Small Airway Impairment and Bronchial Hyperresponsiveness in Asthma Onset.
10.4168/aair.2014.6.3.242
- Author:
Bruno SPOSATO
1
;
Marco SCALESE
;
Maria Giovanna MIGLIORINI
;
Maurizio DI TOMASSI
;
Raffaele SCALA
Author Information
1. Unit of Pneumology, "Misericordia" Hospital, Grosseto, Italy. bsposat@tin.it
- Publication Type:Original Article
- Keywords:
Airway hyperresponsiveness;
small airways;
methacholine test;
asthma;
FEF25-75;
diagnosis
- MeSH:
Asthma*;
Diagnosis;
Equidae;
Methacholine Chloride;
Risk Factors
- From:Allergy, Asthma & Immunology Research
2014;6(3):242-251
- CountryRepublic of Korea
- Language:English
-
Abstract:
PURPOSE: Our study tried to find a relationship between baseline FEF25-75% and airway hyperresponsiveness (AHR) and whether a greater FEF25-75% impairment may be a marker of a more severe hyperresponsiveness in subjects with normal FEV1 and FEV1/FVC and suggestive asthma symptoms. Besides, we tried to asses a FEF25-75% cut-off value to identify hyper-reactive subjects. METHODS: 4,172 subjects (2,042 M; mean age: 38.3+/-14.9; mean FEV1 % predicted: 100.5+/-12.7 and FEV1/FVC: 85.4+/-6.8) were examined after performing a methacholine (Mch) test. All subjects reported a symptom onset within 3 years before the test. Subjects with PD20<400 or >400 microg were arbitrarily considered affected by moderate/severe and borderline AHR, respectively. RESULTS: PD20 values were 213 (IQR:86-557), 340 (IQR:157-872) and 433 (IQR:196-1032) microg in subjects with baseline FEF25-75< or =50%, FEF25-75 between 50 and 70% and FEF25-75>70% respectively (P<0.0001). Only in moderate/severe hyper-reactive subjects (excluded borderlines), PD20 was lower in the FEF25-75< or =50% subgroup than in the 1 with FEF25-75>70%. The hyperreactive subjects percentage, was higher in those with FEF25-75< or =50% and lower in those with FEF25-75>70% (P<0.0001). FEF25-75<50% (compared to FEF25-75>70%) was a higher AHR risk factor, especially in subjects with moderate/severe AHR (OR: 2.18 [IQR:1.41-3.37]; P<0.0001). Thresholds yielding the highest combined sensitivity/specificity for FEF25-75% were 75.19 (area under curve [AUC]: 0.653) and 74.95 (AUC:0.688) in subjects with PD20<2,400 and <400 microg respectively.

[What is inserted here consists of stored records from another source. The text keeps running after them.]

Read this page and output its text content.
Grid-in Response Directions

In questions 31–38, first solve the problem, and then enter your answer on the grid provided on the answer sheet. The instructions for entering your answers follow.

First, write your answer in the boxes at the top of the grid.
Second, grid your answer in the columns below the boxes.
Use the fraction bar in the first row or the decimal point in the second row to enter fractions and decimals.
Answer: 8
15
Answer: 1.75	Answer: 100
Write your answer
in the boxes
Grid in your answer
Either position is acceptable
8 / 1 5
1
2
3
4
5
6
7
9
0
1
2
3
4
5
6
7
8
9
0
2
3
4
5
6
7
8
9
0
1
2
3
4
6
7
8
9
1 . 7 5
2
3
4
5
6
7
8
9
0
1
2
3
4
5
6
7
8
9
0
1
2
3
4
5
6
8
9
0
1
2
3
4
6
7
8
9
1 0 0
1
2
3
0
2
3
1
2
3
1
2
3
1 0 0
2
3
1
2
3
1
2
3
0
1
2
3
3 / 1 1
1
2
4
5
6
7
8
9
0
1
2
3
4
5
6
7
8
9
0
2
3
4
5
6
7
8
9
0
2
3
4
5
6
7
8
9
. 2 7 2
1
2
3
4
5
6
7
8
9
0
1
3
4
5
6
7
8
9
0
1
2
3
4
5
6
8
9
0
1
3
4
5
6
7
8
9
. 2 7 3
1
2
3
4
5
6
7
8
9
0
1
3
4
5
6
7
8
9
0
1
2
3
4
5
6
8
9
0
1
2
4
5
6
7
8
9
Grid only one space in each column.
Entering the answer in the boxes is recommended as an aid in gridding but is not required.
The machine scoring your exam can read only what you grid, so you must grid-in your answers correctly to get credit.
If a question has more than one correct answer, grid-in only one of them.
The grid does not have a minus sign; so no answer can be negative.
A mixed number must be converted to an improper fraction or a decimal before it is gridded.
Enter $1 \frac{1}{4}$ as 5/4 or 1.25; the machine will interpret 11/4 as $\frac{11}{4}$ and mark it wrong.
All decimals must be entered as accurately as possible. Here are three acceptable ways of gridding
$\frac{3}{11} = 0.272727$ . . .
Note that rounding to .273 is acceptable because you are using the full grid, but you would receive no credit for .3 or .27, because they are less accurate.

FEV1, FVC, and FEV1/FVC measured in subjects with different FEF25-75< or =50%, FEF25-75>50 and < or =70% or FEF25-75>70% levels were similar both in normoreactive and hyperreactive subjects. CONCLUSIONS: At asthma onset, reduced baseline FEF25-75 values with normal FEV1 and FEV1/FVC may predict AHR. Detectable predictive cut-off values do not exist because even normoreactive subjects can show lower FEF25-75 values. Furthermore, a greater FEF25-75 reduction may be associated to a more severe AHR, suggesting a possible FEF25-75 role in the management of asthma when FEV1 and FEV1/FVC are normal.